Chine: la fusion de deux géants crée un numéro 1 mondial

Des machineries lourdes s'affairent sur un quai à charbon à Shanghai
Photo: Liu Jin Agence France-Presse Des machineries lourdes s'affairent sur un quai à charbon à Shanghai

Pékin — Les autorités chinoises ont approuvé une mégafusion entre le principal producteur national de charbon et une grande compagnie d’électricité, a annoncé le gouvernement lundi, créant ainsi le numéro un mondial de l’énergie du point de vue des capacités.

Le mariage entre ces deux firmes étatiques (le charbonnier Shenhua et l’électricien China Guodian) formera une nouvelle entité, la National Energy Investment Group, a annoncé la Commission chargée de l’administration et de la supervision des biens de l’État, l’agence du gouvernement qui pilote les grandes entreprises publiques.
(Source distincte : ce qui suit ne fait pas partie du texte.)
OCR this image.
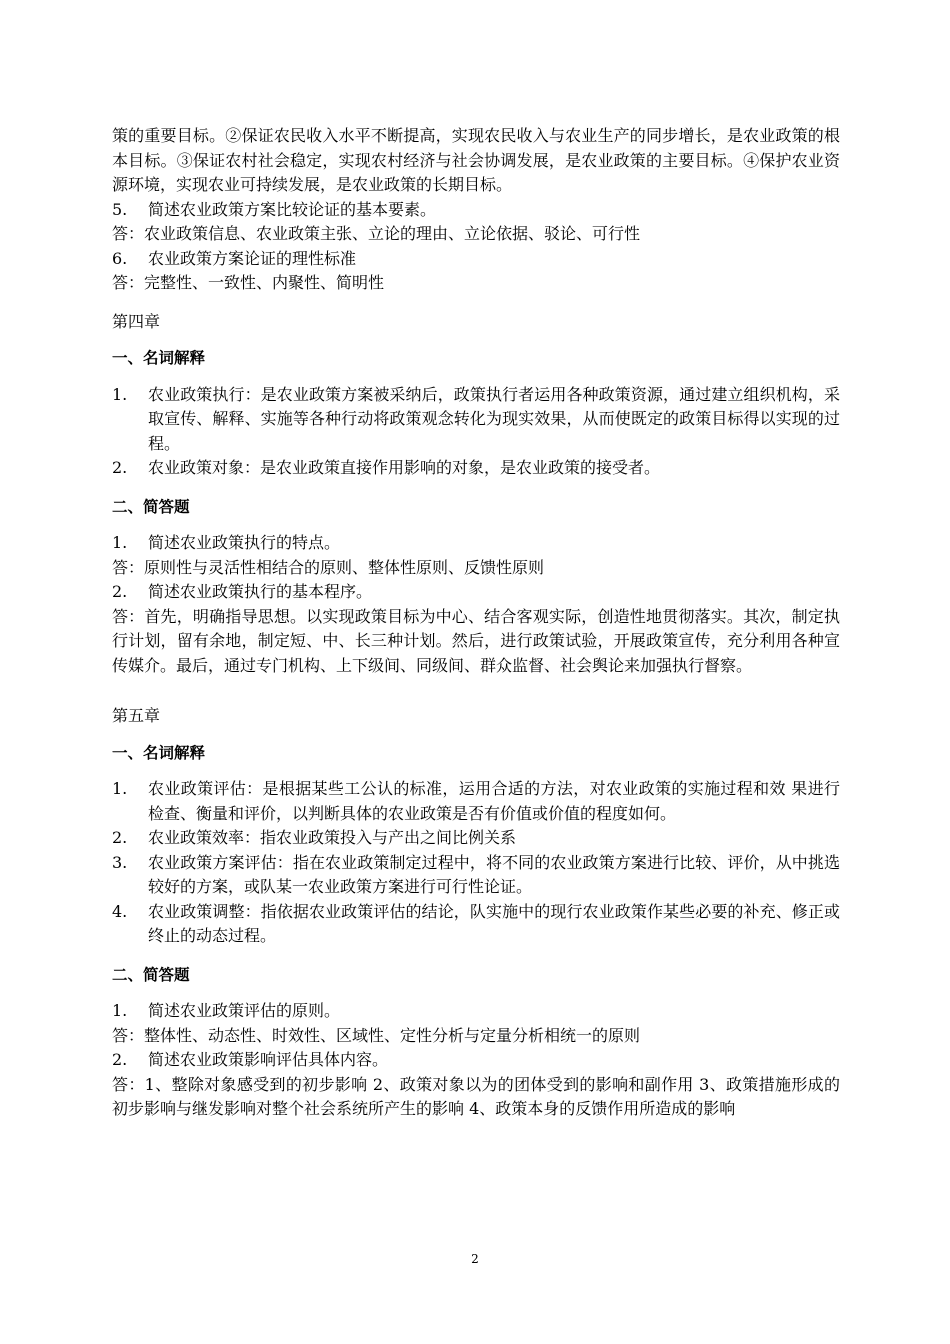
策的重要目标。②保证农民收入水平不断提高，实现农民收入与农业生产的同步增长，是农业政策的根本目标。③保证农村社会稳定，实现农村经济与社会协调发展，是农业政策的主要目标。④保护农业资源环境，实现农业可持续发展，是农业政策的长期目标。

5. 简述农业政策方案比较论证的基本要素。

答：农业政策信息、农业政策主张、立论的理由、立论依据、驳论、可行性

6. 农业政策方案论证的理性标准

答：完整性、一致性、内聚性、简明性

第四章

一、名词解释

1. 农业政策执行：是农业政策方案被采纳后，政策执行者运用各种政策资源，通过建立组织机构，采取宣传、解释、实施等各种行动将政策观念转化为现实效果，从而使既定的政策目标得以实现的过程。

2. 农业政策对象：是农业政策直接作用影响的对象，是农业政策的接受者。

二、简答题

1. 简述农业政策执行的特点。

答：原则性与灵活性相结合的原则、整体性原则、反馈性原则

2. 简述农业政策执行的基本程序。

答：首先，明确指导思想。以实现政策目标为中心、结合客观实际，创造性地贯彻落实。其次，制定执行计划，留有余地，制定短、中、长三种计划。然后，进行政策试验，开展政策宣传，充分利用各种宣传媒介。最后，通过专门机构、上下级间、同级间、群众监督、社会舆论来加强执行督察。

第五章

一、名词解释

1. 农业政策评估：是根据某些工公认的标准，运用合适的方法，对农业政策的实施过程和效 果进行检查、衡量和评价，以判断具体的农业政策是否有价值或价值的程度如何。

2. 农业政策效率：指农业政策投入与产出之间比例关系

3. 农业政策方案评估：指在农业政策制定过程中，将不同的农业政策方案进行比较、评价，从中挑选较好的方案，或队某一农业政策方案进行可行性论证。

4. 农业政策调整：指依据农业政策评估的结论，队实施中的现行农业政策作某些必要的补充、修正或终止的动态过程。

二、简答题

1. 简述农业政策评估的原则。

答：整体性、动态性、时效性、区域性、定性分析与定量分析相统一的原则

2. 简述农业政策影响评估具体内容。

答：1、整除对象感受到的初步影响 2、政策对象以为的团体受到的影响和副作用 3、政策措施形成的初步影响与继发影响对整个社会系统所产生的影响 4、政策本身的反馈作用所造成的影响

2
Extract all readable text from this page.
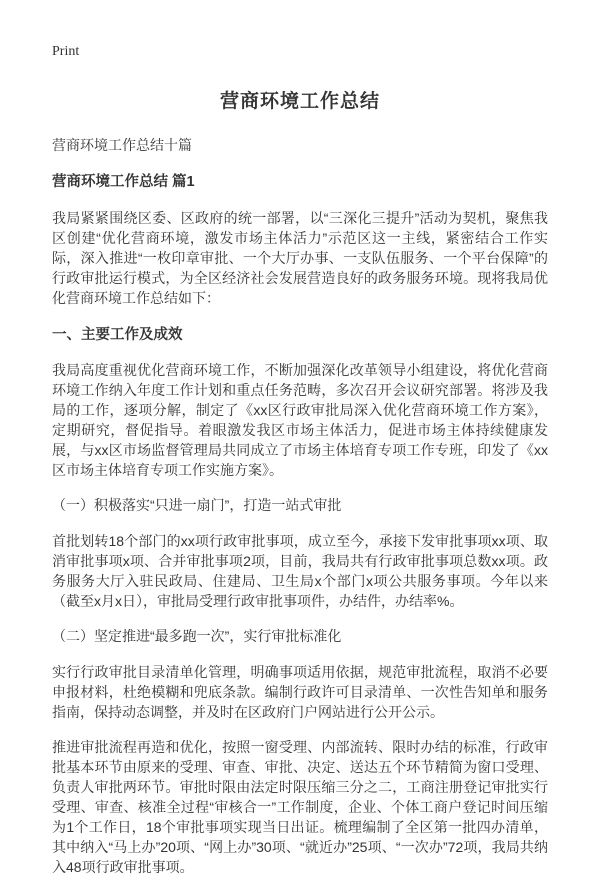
Print
营商环境工作总结
营商环境工作总结十篇
营商环境工作总结 篇1

我局紧紧围绕区委、区政府的统一部署，以“三深化三提升”活动为契机，聚焦我区创建“优化营商环境，激发市场主体活力”示范区这一主线，紧密结合工作实际，深入推进“一枚印章审批、一个大厅办事、一支队伍服务、一个平台保障”的行政审批运行模式，为全区经济社会发展营造良好的政务服务环境。现将我局优化营商环境工作总结如下：

一、主要工作及成效

我局高度重视优化营商环境工作，不断加强深化改革领导小组建设，将优化营商环境工作纳入年度工作计划和重点任务范畴，多次召开会议研究部署。将涉及我局的工作，逐项分解，制定了《xx区行政审批局深入优化营商环境工作方案》，定期研究，督促指导。着眼激发我区市场主体活力，促进市场主体持续健康发展，与xx区市场监督管理局共同成立了市场主体培育专项工作专班，印发了《xx区市场主体培育专项工作实施方案》。

（一）积极落实“只进一扇门”，打造一站式审批

首批划转18个部门的xx项行政审批事项，成立至今，承接下发审批事项xx项、取消审批事项x项、合并审批事项2项，目前，我局共有行政审批事项总数xx项。政务服务大厅入驻民政局、住建局、卫生局x个部门x项公共服务事项。今年以来（截至x月x日），审批局受理行政审批事项件，办结件，办结率%。

（二）坚定推进“最多跑一次”，实行审批标准化

实行行政审批目录清单化管理，明确事项适用依据，规范审批流程，取消不必要申报材料，杜绝模糊和兜底条款。编制行政许可目录清单、一次性告知单和服务指南，保持动态调整，并及时在区政府门户网站进行公开公示。

推进审批流程再造和优化，按照一窗受理、内部流转、限时办结的标准，行政审批基本环节由原来的受理、审查、审批、决定、送达五个环节精简为窗口受理、负责人审批两环节。审批时限由法定时限压缩三分之二，工商注册登记审批实行受理、审查、核准全过程“审核合一”工作制度，企业、个体工商户登记时间压缩为1个工作日，18个审批事项实现当日出证。梳理编制了全区第一批四办清单，其中纳入“马上办”20项、“网上办”30项、“就近办”25项、“一次办”72项，我局共纳入48项行政审批事项。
Le groupe deviendra le numéro un mondial de l’énergie du point de vue des capacités installées, souligne l’agence Bloomberg. Les actifs totaux de l’entreprise dépasseront les 1800 milliards de yuans (337 milliards $CAN), selon la même source. La Chine s’est engagée à réduire ses capacités de production de charbon afin de limiter la pollution et de rediriger son économie vers la consommation intérieure. Elle a déjà interrompu la construction de dizaines de nouvelles centrales électriques au charbon cette année afin de réduire considérablement les colossales surcapacités de production dans le secteur.

Le groupe Shenhua est spécialisé dans la production et la vente de charbon, le transport de produits connexes ainsi que la production et la vente d’électricité, selon son site Internet. China Guodian construit, exploite et gère des actifs de production d’énergie. L’entreprise est aussi présente dans l’organisation de la production et de la vente d’électricité. Ses actifs totaux s’élevaient en 2016 à 803,1 milliards de yuans (150 milliards $CAN), indique la compagnie sur son site.

1 commentaire
  • Bernard Terreault - Abonné 29 août 2017 09 h 57

    "National Energy Investment Group"

    À ma connaissance, en Chine on parle chinois, pas anglais. Le "National Energy Investment Group" est sans doute le nom traduit par l'agence de presse anglophone. Dans Le Devoir, on aurait dû donner une traduction française comme "Le Groupe national d'investissement en énergie".